I titled this post: Pastor Bob, Hope Profession PhD because I think that is what Bob's profession was: hope. I had lived without hope after cancer for a long time. Bob showed me it was possible to live with cancer and have a PhD in hope. He lived what he believed indeed! Here are more verse that describe how Pastor Bob lived:

 Romans 5 5 And hope does not put us to shame, because God’s love has been poured out into our hearts through the Holy Spirit, who has been given to us.

Romans 15 13 May the God of hope fill you with all joy and peace as you trust in him, so that you may overflow with hope by the power of the Holy Spirit.

Romans 8 24 For in this hope we were saved. But hope that is seen is no hope at all. Who hopes for what they already have? 25 But if we hope for what we do not yet have, we wait for it patiently.
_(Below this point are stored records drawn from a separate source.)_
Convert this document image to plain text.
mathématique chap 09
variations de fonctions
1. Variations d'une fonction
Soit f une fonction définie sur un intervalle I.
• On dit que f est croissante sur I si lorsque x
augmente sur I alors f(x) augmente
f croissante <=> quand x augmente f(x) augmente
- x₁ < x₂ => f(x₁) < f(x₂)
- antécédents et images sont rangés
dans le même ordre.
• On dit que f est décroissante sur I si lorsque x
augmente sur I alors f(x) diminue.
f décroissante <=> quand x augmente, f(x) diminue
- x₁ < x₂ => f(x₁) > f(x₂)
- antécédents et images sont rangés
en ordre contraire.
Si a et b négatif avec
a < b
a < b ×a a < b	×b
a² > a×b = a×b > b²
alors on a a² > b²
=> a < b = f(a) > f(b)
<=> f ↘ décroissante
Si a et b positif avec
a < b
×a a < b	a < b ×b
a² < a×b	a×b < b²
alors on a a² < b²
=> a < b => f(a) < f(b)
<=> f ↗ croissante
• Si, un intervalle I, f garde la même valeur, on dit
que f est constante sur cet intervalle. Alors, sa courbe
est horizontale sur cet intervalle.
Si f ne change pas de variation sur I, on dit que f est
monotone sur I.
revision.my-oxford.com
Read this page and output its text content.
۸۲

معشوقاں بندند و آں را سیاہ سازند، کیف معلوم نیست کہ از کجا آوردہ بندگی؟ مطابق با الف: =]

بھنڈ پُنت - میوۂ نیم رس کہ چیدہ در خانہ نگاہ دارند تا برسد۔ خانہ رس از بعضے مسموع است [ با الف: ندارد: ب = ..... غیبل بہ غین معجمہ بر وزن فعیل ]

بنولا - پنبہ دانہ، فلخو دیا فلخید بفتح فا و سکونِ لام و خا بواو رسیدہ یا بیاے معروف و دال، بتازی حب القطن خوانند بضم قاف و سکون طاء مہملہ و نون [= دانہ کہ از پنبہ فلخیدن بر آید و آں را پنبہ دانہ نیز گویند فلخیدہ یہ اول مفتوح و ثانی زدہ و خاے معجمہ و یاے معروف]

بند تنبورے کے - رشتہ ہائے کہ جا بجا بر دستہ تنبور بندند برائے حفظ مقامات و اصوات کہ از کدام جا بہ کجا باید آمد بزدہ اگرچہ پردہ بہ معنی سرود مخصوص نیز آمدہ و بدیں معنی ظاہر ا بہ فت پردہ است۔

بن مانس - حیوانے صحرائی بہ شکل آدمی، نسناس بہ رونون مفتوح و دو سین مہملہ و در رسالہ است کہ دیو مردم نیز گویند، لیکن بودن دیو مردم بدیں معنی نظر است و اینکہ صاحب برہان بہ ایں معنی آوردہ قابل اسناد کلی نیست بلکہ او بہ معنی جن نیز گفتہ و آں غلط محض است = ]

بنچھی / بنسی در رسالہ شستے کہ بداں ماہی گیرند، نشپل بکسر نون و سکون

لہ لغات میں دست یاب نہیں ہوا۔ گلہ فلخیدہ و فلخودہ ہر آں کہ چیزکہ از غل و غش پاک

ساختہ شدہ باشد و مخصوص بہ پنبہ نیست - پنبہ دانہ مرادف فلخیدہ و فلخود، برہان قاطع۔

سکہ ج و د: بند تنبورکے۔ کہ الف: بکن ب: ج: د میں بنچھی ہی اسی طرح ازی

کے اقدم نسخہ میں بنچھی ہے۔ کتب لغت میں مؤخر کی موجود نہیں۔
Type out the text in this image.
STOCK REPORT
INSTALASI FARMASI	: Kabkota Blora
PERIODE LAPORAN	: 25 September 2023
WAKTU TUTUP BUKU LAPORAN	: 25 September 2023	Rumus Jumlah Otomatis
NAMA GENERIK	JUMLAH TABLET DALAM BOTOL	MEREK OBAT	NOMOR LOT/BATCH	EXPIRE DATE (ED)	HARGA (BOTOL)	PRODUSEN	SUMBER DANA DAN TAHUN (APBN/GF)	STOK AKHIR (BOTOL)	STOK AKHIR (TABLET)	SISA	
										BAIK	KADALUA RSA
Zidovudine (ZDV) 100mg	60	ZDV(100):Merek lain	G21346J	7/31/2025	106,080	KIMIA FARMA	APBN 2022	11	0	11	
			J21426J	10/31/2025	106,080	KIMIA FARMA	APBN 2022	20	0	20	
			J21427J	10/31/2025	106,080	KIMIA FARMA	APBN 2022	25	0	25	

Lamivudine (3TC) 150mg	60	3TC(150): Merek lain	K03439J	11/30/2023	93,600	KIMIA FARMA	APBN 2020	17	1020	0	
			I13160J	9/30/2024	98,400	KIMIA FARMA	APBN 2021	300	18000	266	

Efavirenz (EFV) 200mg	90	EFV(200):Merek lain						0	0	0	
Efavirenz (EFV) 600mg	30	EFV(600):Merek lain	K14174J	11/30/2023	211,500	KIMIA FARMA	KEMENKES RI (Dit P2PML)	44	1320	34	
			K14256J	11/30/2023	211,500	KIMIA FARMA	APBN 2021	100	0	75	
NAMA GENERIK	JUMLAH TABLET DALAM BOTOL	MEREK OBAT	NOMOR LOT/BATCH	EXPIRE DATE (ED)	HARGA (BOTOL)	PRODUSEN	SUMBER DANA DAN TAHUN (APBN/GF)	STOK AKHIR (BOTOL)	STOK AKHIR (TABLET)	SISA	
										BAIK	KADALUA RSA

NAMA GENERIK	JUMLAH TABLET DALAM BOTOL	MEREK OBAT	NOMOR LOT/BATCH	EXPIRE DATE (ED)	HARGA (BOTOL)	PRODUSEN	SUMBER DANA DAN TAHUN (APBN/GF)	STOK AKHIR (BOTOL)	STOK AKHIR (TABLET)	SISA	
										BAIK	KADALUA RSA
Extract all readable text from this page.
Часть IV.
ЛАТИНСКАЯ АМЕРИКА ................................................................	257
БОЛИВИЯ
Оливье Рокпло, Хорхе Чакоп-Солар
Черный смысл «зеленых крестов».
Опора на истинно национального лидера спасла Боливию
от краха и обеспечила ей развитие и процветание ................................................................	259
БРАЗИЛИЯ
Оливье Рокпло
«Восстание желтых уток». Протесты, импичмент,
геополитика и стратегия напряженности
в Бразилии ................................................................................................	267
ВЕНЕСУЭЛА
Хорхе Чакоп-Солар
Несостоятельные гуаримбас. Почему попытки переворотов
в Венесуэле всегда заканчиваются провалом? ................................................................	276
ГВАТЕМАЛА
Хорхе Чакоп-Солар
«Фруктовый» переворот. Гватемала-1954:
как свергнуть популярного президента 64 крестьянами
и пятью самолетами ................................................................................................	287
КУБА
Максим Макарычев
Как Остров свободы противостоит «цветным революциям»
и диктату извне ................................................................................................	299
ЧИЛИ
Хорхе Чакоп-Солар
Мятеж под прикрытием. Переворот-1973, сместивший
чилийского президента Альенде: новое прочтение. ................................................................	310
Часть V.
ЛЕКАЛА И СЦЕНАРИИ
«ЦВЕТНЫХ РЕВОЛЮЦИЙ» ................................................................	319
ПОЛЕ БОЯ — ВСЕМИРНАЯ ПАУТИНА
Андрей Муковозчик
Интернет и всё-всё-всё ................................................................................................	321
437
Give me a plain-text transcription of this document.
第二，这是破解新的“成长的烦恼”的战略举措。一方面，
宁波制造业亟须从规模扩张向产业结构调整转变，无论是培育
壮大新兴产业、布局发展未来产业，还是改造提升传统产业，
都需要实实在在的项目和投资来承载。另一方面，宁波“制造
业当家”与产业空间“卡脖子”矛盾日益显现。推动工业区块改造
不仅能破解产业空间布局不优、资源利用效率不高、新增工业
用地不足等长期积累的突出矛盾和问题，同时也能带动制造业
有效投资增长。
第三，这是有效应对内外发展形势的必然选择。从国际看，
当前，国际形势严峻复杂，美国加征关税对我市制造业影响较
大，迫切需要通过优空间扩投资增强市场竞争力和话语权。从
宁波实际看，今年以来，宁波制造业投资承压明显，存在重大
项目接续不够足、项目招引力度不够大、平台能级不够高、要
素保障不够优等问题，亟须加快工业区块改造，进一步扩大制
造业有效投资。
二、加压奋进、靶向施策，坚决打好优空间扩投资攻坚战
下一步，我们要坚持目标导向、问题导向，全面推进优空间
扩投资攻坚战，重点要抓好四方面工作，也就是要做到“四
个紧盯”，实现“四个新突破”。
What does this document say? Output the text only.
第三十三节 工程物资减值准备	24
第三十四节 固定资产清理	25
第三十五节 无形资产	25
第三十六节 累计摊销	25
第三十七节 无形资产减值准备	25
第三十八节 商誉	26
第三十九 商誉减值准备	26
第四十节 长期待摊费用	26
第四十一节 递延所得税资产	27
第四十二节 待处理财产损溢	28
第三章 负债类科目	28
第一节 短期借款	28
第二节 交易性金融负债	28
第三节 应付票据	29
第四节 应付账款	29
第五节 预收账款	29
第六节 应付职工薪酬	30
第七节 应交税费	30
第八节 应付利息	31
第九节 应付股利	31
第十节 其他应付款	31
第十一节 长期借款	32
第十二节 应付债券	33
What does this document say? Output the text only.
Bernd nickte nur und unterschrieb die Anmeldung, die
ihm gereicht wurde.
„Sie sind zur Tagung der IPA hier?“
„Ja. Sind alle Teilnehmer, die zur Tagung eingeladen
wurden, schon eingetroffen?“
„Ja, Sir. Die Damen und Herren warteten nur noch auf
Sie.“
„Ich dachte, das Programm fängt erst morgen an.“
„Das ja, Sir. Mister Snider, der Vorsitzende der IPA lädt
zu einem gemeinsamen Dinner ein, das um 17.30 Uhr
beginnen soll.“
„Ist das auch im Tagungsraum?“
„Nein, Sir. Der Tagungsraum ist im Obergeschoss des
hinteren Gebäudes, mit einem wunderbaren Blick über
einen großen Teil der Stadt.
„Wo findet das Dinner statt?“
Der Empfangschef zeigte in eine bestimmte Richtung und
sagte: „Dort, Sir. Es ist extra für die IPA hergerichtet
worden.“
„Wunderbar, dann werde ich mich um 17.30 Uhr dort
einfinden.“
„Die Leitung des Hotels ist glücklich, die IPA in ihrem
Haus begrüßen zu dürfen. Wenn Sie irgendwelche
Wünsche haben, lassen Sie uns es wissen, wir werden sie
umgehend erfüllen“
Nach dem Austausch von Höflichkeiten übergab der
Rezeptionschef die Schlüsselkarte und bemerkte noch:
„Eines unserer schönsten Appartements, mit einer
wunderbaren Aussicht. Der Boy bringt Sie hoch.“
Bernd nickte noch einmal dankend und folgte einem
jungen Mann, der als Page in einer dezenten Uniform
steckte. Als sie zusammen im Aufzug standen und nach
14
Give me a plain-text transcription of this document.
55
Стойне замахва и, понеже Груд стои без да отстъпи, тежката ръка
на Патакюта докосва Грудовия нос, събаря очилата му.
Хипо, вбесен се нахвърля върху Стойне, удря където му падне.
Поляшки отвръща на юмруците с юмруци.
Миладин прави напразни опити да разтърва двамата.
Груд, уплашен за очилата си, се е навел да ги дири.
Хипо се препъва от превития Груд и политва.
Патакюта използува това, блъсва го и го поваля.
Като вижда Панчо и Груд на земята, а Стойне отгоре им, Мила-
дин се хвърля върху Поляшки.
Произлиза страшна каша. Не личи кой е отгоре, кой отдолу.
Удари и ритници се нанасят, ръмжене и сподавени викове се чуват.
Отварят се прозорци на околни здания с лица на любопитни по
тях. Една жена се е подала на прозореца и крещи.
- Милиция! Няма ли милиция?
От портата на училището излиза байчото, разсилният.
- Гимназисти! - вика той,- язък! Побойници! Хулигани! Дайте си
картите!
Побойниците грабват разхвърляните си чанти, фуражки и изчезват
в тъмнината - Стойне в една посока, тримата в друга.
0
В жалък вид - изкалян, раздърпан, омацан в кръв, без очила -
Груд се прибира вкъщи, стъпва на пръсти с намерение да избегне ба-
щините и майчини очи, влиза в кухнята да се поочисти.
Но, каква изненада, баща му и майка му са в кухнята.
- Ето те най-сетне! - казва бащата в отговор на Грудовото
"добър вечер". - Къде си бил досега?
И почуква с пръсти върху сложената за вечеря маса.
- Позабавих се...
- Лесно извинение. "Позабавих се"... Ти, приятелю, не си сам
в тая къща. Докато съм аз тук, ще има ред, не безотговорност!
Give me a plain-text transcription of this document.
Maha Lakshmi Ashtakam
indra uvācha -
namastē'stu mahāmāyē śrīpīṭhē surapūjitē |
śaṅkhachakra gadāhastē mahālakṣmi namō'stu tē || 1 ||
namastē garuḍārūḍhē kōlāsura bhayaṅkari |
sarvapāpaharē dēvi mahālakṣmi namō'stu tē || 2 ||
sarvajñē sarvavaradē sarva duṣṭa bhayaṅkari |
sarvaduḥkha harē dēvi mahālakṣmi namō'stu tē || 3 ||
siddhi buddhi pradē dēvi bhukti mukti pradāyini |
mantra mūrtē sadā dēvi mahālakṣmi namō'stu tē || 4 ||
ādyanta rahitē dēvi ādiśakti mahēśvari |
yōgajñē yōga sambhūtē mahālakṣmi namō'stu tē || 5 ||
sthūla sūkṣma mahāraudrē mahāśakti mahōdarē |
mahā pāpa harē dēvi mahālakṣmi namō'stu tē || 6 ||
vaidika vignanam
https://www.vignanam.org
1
18 Proverbs 23 17 For surely there is a hereafter,
And your hope will not be cut off.

Romans 12 12 Be joyful in hope, patient in affliction, faithful in prayer.

Pictures by @ruthysworld


Selwyn ended our meeting with this verse and I want to end on it too:

Revelations 1 1 The revelation from Jesus Christ, which God gave him to show his servants what must soon take place. He made it known by sending his angel to his servant John, who testifies to everything he saw—that is, the word of God and the testimony of Jesus Christ. Blessed is the one who reads aloud the words of this prophecy, and blessed are those who hear it and take to heart what is written in it, because the time is near.